Segundo ele, não se encontra na lei brasileira ou no acordo de acionistas celebrado com o Casino restrições à eventual participação dele no conselho de administração das duas companhias.

"É, aliás, muito frequente na prática empresarial a participação de investidores e executivos no conselho de administração de diferentes companhias. Na própria CBD, tal situação já se verifica", disse Abílio.

Ele se refere ao caso do conselheiro Cândido Bracher, que, segundo Abilio, atua como "administrador no grupo Itaú, que tem relações financeiras estratégicas com a CBD há muito anos".

A discussão com os conselheiros que pedem sua renúncia continuou. "Estaria Cândido Bracher, por esse motivo, impedido de exercer o cargo de conselheiro de administração da CBD? Ora, é claro que não existe o impedimento. Pelo contrário, a experiência de Cândido Bracher no Itaú tem sido altamente benéfica para a CBD.", complementou Abilio.

O empresário disse que o voto de conselheiros que pediram sua saída não apontam "qualquer elemento concreto, de natureza econômica ou jurídica, para justificar tal conflito, tratando-o como se fora algo abstrato e puramente teórico" -- ressaltou ao se referir aos votos de Arnaud Strasser e Marcelo Trindade, advogado do Casino.

O assunto também foi abordado nesta quarta-feira durante teleconferência com analistas para apresentar o resultado da companhia.

INSENSATA

"A iniciativa dos conselheiros indicados pelo acionista Casino é insensata e desprovida de qualquer fundamento", disse o empresário. "O argumento sobre um suposto conflito de interesses, que me impediria de exercer ambos os cargos, é vazio. Nada mais do que um pretexto para mal-dissimular sua real intenção, antes bem delineada."

Abilio ressaltou que " não existe nada de concreto, neste momento, a respeito de minha eventual eleição para o conselho de administração da BRF".

Complementou dizendo que não foi indicado para o cargo, "nem sequer foi convocada assembleia geral de acionistas da BRF para a eleição dos membros do conselho de administração".

Para o empresário. a discussão é feita em tese. "Não há nenhum fato concreto que deva ser analisado ou deliberado por esse conselho.
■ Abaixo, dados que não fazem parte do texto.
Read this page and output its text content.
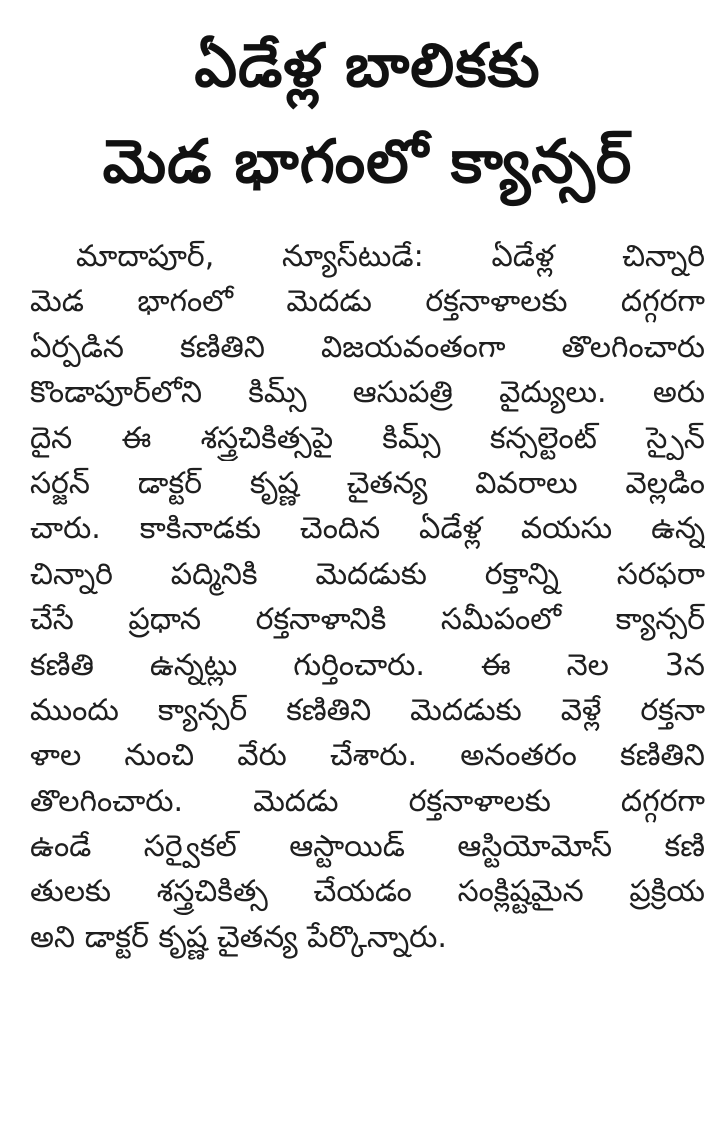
ఏడేళ్ల బాలికకు
మెడ భాగంలో క్యాన్సర్
మాదాపూర్, న్యూస్‌టుడే: ఏడేళ్ల చిన్నారి
మెడ భాగంలో మెదడు రక్తనాళాలకు దగ్గరగా
ఏర్పడిన కణితిని విజయవంతంగా తొలగించారు
కొండాపూర్‌లోని కిమ్స్ ఆసుపత్రి వైద్యులు. అరు
దైన ఈ శస్త్రచికిత్సపై కిమ్స్ కన్సల్టెంట్ స్పైన్
సర్జన్ డాక్టర్ కృష్ణ చైతన్య వివరాలు వెల్లడిం
చారు. కాకినాడకు చెందిన ఏడేళ్ల వయసు ఉన్న
చిన్నారి పద్మినికి మెదడుకు రక్తాన్ని సరఫరా
చేసే ప్రధాన రక్తనాళానికి సమీపంలో క్యాన్సర్
కణితి ఉన్నట్లు గుర్తించారు. ఈ నెల 3న
ముందు క్యాన్సర్ కణితిని మెదడుకు వెళ్లే రక్తనా
ళాల నుంచి వేరు చేశారు. అనంతరం కణితిని
తొలగించారు. మెదడు రక్తనాళాలకు దగ్గరగా
ఉండే సర్వైకల్ ఆస్టాయిడ్ ఆస్టియోమోస్ కణి
తులకు శస్త్రచికిత్స చేయడం సంక్లిష్టమైన ప్రక్రియ
అని డాక్టర్ కృష్ణ చైతన్య పేర్కొన్నారు.
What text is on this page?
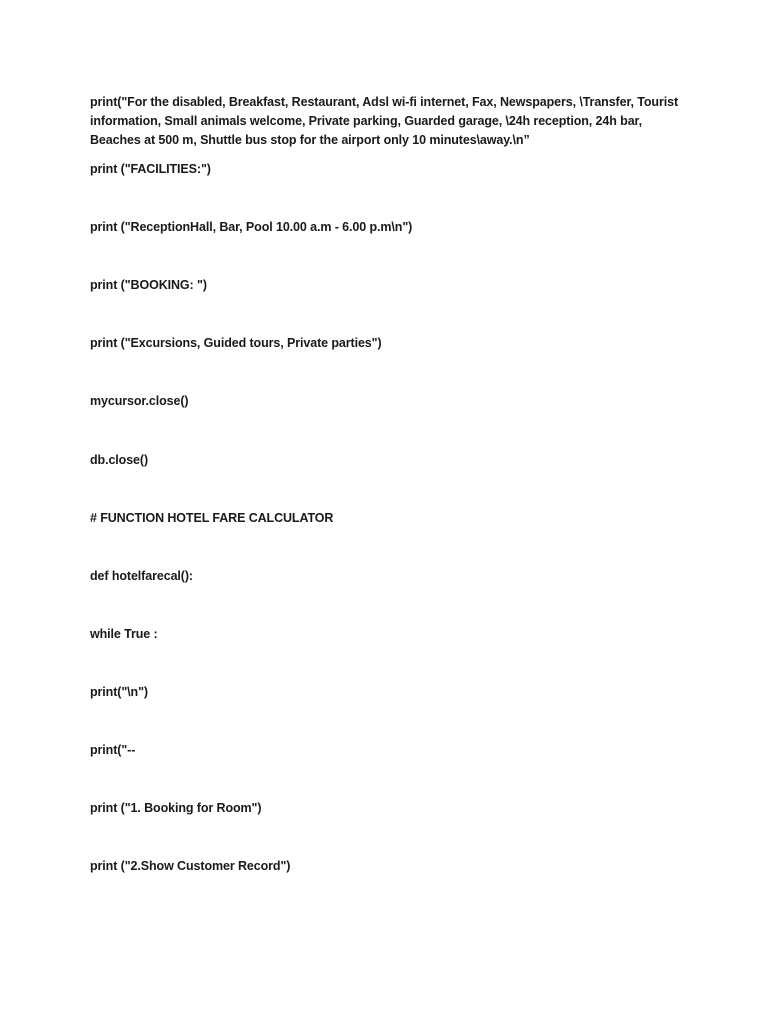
print("For the disabled, Breakfast, Restaurant, Adsl wi-fi internet, Fax, Newspapers, \Transfer, Tourist information, Small animals welcome, Private parking, Guarded garage, \24h reception, 24h bar, Beaches at 500 m, Shuttle bus stop for the airport only 10 minutes\away.\n”
print ("FACILITIES:")
print ("ReceptionHall, Bar, Pool 10.00 a.m - 6.00 p.m\n")
print ("BOOKING: ")
print ("Excursions, Guided tours, Private parties")
mycursor.close()
db.close()
# FUNCTION HOTEL FARE CALCULATOR
def hotelfarecal():
while True :
print("\n")
print("--
print ("1. Booking for Room")
print ("2.Show Customer Record")
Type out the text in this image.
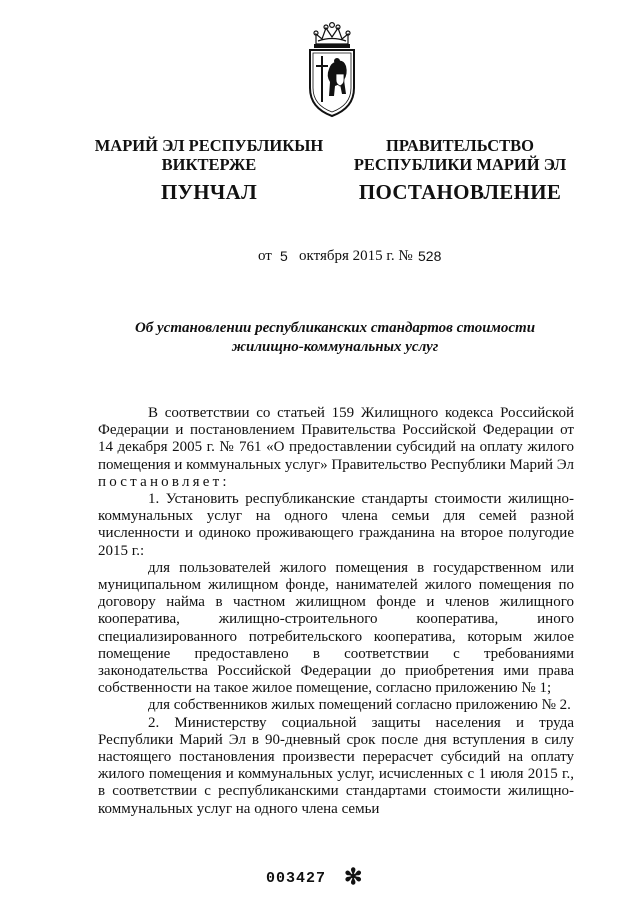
МАРИЙ ЭЛ РЕСПУБЛИКЫН
ВИКТЕРЖЕ
ПУНЧАЛ
ПРАВИТЕЛЬСТВО
РЕСПУБЛИКИ МАРИЙ ЭЛ
ПОСТАНОВЛЕНИЕ
от 5 октября 2015 г. № 528
Об установлении республиканских стандартов стоимости
жилищно-коммунальных услуг

В соответствии со статьей 159 Жилищного кодекса Российской Федерации и постановлением Правительства Российской Федерации от 14 декабря 2005 г. № 761 «О предоставлении субсидий на оплату жилого помещения и коммунальных услуг» Правительство Республики Марий Эл постановляет:

1. Установить республиканские стандарты стоимости жилищно-коммунальных услуг на одного члена семьи для семей разной численности и одиноко проживающего гражданина на второе полугодие 2015 г.:

для пользователей жилого помещения в государственном или муниципальном жилищном фонде, нанимателей жилого помещения по договору найма в частном жилищном фонде и членов жилищного кооператива, жилищно-строительного кооператива, иного специализированного потребительского кооператива, которым жилое помещение предоставлено в соответствии с требованиями законодательства Российской Федерации до приобретения ими права собственности на такое жилое помещение, согласно приложению № 1;

для собственников жилых помещений согласно приложению № 2.

2. Министерству социальной защиты населения и труда Республики Марий Эл в 90-дневный срок после дня вступления в силу настоящего постановления произвести перерасчет субсидий на оплату жилого помещения и коммунальных услуг, исчисленных с 1 июля 2015 г., в соответствии с республиканскими стандартами стоимости жилищно-коммунальных услуг на одного члена семьи

003427 ✻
Porém, vale ressaltar desde logo, que se, no futuro, essa hipótese viesse a concretizar-se, não haveria nenhum impedimento para o exercício de minha função como presidente do conselho de administração da CBD."

ESTRATÉGIA DO CASINO

Ao questionar o pedido do Casino, o empresário ressaltou que ele se baseia em uma "percepção" sobre o conflito de interesses e não em fatos reais, como uma regra ou regulamento que aponte essa situação.

Também afirmou que os conselheiros que defendem sua renúncia estão "a interesse do Casino" e não da companhia.

"Ser administrador de outra sociedade não pode, por si só, caracterizar um interesse conflitante. Aliás, mesmo diante de um caso concreto, discute-se se o conflito dos administradores seria formal ou substancial, dependendo, ou não, de prova de prejuízo para a sociedade. Seja formal ou substancial, a lei determina que, havendo um interesse conflitante concreto, o conselheiro deve abster-se de intervir na operação. Nessa hipótese, não se cogita de seu impedimento para o cargo", disse, em sua manifestação.

Abilio também questionou, em seu voto, a atitude do Casino e a forma como tem divulgado informações: "Se a alegação dos conselheiros indicados pelo Casino é destituída de qualquer respaldo jurídico, contrariando, ademais, a prática empresarial brasileira e mundial, o que justificaria a forma agressiva e insistente como vêm abordando o tema, inclusive, com declarações irresponsáveis, divulgadas pela mídia?"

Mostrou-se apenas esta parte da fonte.